If you were asked to come up with a list of muscles in the human body you might start with the ones you are most familiar with. Many of us learned about the muscles in the leg or arms when we were school and it if someone asked you what they were you might be able to give an answer. If someone questioned you by asking you would probably know that your quadriceps and hamstrings are two of the muscles in your legs. If you were asked about the location of your triceps or biceps you would know that these muscles are in the arms. These are some of the muscles we grew up learning about, but we probably didn’t learn about our pelvic floor muscles. This muscle group is often neglected and many people don’t know about them unless they have had medical issues that created a need for them to go to pelvic floor therapy.

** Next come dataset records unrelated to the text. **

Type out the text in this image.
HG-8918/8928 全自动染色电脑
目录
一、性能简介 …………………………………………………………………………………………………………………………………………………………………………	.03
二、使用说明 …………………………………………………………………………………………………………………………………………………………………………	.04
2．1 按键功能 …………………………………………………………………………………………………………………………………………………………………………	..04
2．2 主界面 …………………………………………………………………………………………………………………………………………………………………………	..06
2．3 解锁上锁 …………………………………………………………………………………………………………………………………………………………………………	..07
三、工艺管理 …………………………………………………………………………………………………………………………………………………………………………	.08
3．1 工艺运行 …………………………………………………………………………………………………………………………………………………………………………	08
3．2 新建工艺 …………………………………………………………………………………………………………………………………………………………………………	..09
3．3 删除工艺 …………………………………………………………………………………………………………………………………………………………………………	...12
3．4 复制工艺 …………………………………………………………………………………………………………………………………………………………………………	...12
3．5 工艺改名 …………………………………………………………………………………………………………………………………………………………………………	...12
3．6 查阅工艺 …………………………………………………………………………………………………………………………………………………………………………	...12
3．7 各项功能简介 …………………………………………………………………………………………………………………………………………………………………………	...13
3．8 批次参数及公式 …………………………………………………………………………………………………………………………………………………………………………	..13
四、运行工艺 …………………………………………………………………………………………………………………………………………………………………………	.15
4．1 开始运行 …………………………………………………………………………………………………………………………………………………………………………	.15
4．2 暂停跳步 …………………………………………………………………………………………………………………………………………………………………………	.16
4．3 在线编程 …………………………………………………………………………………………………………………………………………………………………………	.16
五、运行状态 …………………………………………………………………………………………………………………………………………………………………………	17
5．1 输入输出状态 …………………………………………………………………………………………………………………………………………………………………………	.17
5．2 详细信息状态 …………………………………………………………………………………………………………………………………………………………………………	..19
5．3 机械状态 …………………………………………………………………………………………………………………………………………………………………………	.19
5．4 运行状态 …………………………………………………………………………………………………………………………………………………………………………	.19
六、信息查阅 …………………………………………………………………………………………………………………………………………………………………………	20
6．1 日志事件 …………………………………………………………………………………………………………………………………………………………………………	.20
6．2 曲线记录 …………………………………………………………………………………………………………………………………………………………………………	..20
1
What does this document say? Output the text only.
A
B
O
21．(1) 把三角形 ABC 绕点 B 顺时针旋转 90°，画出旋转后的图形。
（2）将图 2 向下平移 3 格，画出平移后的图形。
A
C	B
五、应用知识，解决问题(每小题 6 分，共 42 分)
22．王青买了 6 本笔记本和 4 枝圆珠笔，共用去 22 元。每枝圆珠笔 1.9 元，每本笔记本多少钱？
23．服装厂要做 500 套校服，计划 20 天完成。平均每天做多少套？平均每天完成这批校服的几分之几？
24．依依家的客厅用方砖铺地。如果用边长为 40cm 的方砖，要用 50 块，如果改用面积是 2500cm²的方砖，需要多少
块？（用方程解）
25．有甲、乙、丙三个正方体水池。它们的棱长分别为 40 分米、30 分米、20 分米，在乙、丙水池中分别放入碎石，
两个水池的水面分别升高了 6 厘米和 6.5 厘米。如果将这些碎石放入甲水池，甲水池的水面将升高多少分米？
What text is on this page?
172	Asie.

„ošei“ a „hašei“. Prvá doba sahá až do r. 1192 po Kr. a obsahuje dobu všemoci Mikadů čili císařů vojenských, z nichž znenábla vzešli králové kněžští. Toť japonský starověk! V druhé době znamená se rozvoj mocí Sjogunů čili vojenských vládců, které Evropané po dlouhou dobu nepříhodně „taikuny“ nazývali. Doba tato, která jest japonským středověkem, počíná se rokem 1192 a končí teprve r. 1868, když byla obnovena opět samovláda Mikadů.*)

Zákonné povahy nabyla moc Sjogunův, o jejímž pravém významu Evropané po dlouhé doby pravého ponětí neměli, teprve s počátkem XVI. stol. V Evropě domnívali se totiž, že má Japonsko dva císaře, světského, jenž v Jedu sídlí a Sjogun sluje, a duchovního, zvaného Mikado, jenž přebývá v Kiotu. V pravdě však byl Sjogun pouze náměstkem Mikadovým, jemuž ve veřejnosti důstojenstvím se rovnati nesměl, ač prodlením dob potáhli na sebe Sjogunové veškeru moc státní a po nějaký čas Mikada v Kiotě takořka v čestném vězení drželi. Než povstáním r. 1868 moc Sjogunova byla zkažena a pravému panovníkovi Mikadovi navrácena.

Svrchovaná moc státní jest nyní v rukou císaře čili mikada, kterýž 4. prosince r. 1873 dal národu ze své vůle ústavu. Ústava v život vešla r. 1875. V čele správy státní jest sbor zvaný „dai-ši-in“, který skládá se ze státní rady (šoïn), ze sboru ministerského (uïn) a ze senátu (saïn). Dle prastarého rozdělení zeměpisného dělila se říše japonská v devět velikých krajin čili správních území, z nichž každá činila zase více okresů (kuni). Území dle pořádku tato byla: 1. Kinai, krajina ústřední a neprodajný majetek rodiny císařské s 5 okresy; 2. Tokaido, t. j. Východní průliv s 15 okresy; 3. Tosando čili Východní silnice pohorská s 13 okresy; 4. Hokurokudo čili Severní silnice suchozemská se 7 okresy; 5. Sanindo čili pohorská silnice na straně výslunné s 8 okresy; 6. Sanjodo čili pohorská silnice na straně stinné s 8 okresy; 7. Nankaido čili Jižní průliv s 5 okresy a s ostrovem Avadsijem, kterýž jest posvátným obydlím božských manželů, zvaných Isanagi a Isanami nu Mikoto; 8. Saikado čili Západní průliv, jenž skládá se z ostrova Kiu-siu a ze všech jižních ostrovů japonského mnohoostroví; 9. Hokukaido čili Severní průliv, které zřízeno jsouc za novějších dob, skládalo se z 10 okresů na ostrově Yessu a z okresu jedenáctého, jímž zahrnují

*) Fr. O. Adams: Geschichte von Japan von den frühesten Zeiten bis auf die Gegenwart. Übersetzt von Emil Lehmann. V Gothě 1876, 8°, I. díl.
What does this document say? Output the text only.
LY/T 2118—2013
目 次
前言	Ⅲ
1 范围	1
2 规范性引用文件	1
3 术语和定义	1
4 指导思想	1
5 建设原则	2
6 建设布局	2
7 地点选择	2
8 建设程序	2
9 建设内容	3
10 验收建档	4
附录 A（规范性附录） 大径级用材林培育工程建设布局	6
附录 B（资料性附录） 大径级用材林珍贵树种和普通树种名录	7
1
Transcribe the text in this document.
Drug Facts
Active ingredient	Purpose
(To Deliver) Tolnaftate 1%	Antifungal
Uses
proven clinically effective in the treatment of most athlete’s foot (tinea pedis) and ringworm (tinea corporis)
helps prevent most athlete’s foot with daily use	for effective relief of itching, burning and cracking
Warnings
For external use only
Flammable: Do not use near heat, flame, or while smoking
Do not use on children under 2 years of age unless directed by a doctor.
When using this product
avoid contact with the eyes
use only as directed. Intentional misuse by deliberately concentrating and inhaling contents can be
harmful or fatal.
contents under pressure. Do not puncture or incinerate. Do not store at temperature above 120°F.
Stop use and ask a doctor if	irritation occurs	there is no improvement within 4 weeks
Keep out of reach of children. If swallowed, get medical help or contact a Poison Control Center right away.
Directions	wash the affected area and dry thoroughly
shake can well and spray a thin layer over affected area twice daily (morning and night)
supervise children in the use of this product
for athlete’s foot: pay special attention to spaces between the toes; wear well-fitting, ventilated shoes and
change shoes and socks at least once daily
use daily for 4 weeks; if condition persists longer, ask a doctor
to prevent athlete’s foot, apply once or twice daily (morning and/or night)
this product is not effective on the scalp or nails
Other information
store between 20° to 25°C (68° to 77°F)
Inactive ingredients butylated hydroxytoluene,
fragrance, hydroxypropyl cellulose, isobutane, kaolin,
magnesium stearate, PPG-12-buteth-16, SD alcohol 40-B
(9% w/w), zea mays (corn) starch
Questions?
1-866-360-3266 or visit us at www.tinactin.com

What are Pelvic Floor Muscles?

The vast majority of people are unaware that the pelvic floor is a funnel-shaped structure that supports the pelvic organs and works to maintain parts the urinary and anal sphincters. When women give birth, the pelvic floor works to create a movement of the fetus towards the pelvic girdle by resisting the descent of the presenting part and causes the baby to rotate forward which results in most babies being born head first. Men also have a pelvic floor, but the anatomy is slightly different.

What are the Muscles that make Up the Pelvic Floor?

There are three groups of muscles in the pelvic floor. The pelvic diaphragm consists of several muscles including the: levatorani (which include the Puborectalis, Pubococcygeus) the Coccygeus. The urogenital diaphragm consists of the Deep transverse perineal, the sphincter urethrae, pisiform is and the perineal membrane. The third group is the sphincters muscles of the urogenital and intestinal tract which consist of the External anal sphincter, Bulbospongiosus, Ischiocavernosus, Superficial transverse perineal. The perineal body is another part of the pelvic floor.

What Do These Muscles Do?

Pelvic floor muscles provide support for the organs for the organs that are in it. When the muscles are contracted, the organs are lifted and the sphincters tighten the openings of the vagina, anus, and urethra. When the muscles are relaxed, they allow urine and feces to pass through. The sphincters help control to bladder and bowel which help control the release of urine, bowel movements, and flatus and allow us to delay voiding until when needed.

These muscles also work to stabilize and support the spine by working with the back and abdominal muscles.

When men and women have sex the muscles work to assist in this process. It helps with erectile function and ejaculation in men. With women, it helps with contractions of the pelvic floor that contribute to physical arousal.